Dopo pranzo, fatti gli auguri alle zie, mi avviai verso la riva del mare, il confidente antico dei miei dolori e delle mie gioie. Come le montagne a Moena e la grande foresta nelle estati di Debrecen.
Soffrivo e cercavo di raccapezzarmi. Certo: la telefonata era stata quella di una nemica che voleva inquietarmi. Rimuginavo cercando una via di uscita. Disprezzavo quella donna che aveva cercato di ingelosirmi, tuttavia avevo paura di perdere la ragazza che mi donava il suo corpo fiorente, saporito, odoroso e mi riempiva di gioia in alcune giornate.
Le mostruosità di quella vigilia di Natale andavano confutate e sconfitte con la forza della delicatezza.
Dovevo imparare a impiegarla sempre durante le crisi. L’alternativa era la guerra con la nemica fino alla distruzione di uno dei due, o di entrambi gli amanti avvinti nella morte.
Giunsi sulla spiaggia dove mi rifugiavo fin da bambino quando la confusione rabbiosa delle persone di casa mi faceva scappare in cerca di quiete. D’estate mi confortavano i sorrisi del sole riflessi e immillati dal tremolare della marina.
Ma quel 24 dicembre il mare in burrasca era battuto da venti contrari tra loro che spingevano ad accavallarsi grandi onde giallastre che poi si rompevano come mucchi di uova marce sul lido coperto di spazzatura e di bestie affogate, prive di vita e di memoria. Quel giorno la confusione sembrava eccessiva. Si sentiva un fragore come di urla gridate dal mare e dal vento. Mi tornavano in mente le tante liti sofferte fin da quando ero bambino: in casa, per strada, a scuola. Era stata maltrattato gran parte della mia persona: “dove i venti soffiano per possente necessità e colpo e contraccolpo e pena su pena ai posa. Dice queste parole la Pizia”. Le avevo lette in Erodoto e mi erano rimaste impresse nell’anima.
Quindi pensai: “travagliosa era mia vita: ed è, né cangia stile”
Trassi una strana consolazione da queste amicizie celesti.
La letteratura mi salvava ancora una volta dalla disperazione.
Un compagno mi scuola poi collega mi accusava di essere ipersensibile fin da quando si era bambini e, lo fa ancora. “Meglio ipersensibile che privo di carità e di bello stile, come sei tu”, gli rispondo ogni volta, sine ira.
La rosa dei vènti.
Il frastuono confuso non mi impedì l’individuazione di soffi diversi abituato come sono fin dall’infanzia a osservare e ascoltare le voci e i segni della natura. Il vento più odioso e deleterio era quello balordo e criminale del luogo comune.

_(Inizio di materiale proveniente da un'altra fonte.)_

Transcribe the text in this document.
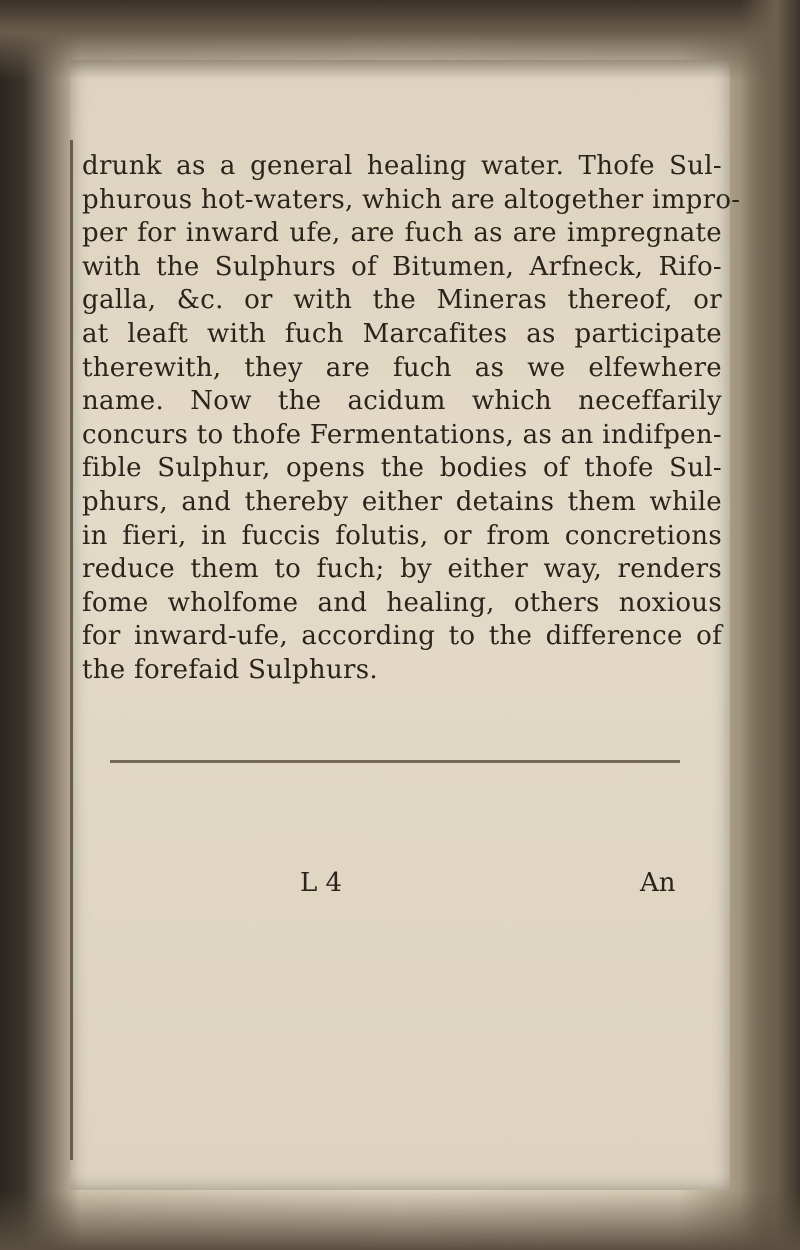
drunk as a general healing water. Thofe Sul-
phurous hot-waters, which are altogether impro-
per for inward ufe, are fuch as are impregnate
with the Sulphurs of Bitumen, Arfneck, Rifo-
galla, &c. or with the Mineras thereof, or
at leaft with fuch Marcafites as participate
therewith, they are fuch as we elfewhere
name. Now the acidum which neceffarily
concurs to thofe Fermentations, as an indifpen-
fible Sulphur, opens the bodies of thofe Sul-
phurs, and thereby either detains them while
in fieri, in fuccis folutis, or from concretions
reduce them to fuch; by either way, renders
fome wholfome and healing, others noxious
for inward-ufe, according to the difference of
the forefaid Sulphurs.
L 4	An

Mi diceva: “Se ammetti che l’ami senza riserve, quella accampa pretese di nozze per portarti via tutto quello che hai”.
“Ma io sono studente e povero!” ribattevo ricordando il Duca seduttore di Gilda.
“Sì ma quella è uno squalo e sa che presto o tardi erediterai della roba. Va dicendo in giro che la tua casa di Bologna è già sua. Poi ne verranno altre due qui a Pesaro e della terra per giunta, a Tavullia e Montegridolfo, e sarà tutta roba di lei. Scialacquerà poi ti lascerà. Dunque non ammettere mai che l’ami, che le vuoi bene, che hai buoni sentimenti per lei: questo si ritorcerebbe contro di te. Tiella a distanza con aria superciliosa, sprezzante, se vuoi che ti rispetti; non attribuirle mai importanza, falle capire che dovrebbe quasi darti del lei, data la distanza di educazione e di stile tra voi due. Che stia al suo posto l’improba avventuriera, la consumata volpe, se non vuoi che occupi e usurpi il tuo eremo di uomo studioso! ”
Da altre parti della rosa dei vènti però giungevano soffi dalle voci diverse e mi rimescolavano il sangue.
Uno era l’uragano della grande passione per Ifigenia la giovane femmina bella, prosperosa mai sazia, mai stucchevole, né annoiata, né noiosa almeno quando si faceva l’amore; un altro era l’alito dolce del tenero affetto per la ragazza che avrei voluto educare quale figlia adottiva, il terzo era il fiato velenoso del sospetto più putrido delle pantegane immonde allineate a marcire lì sulla riva; era il risentimento per la telefonata terroristica che mi aveva reso più geloso di Otello, più pazzo di Aiace, più torturato di Prometeo sulla rupe scitica. Tornai a casa per leggere parole consolatòrie in un mio libro buono.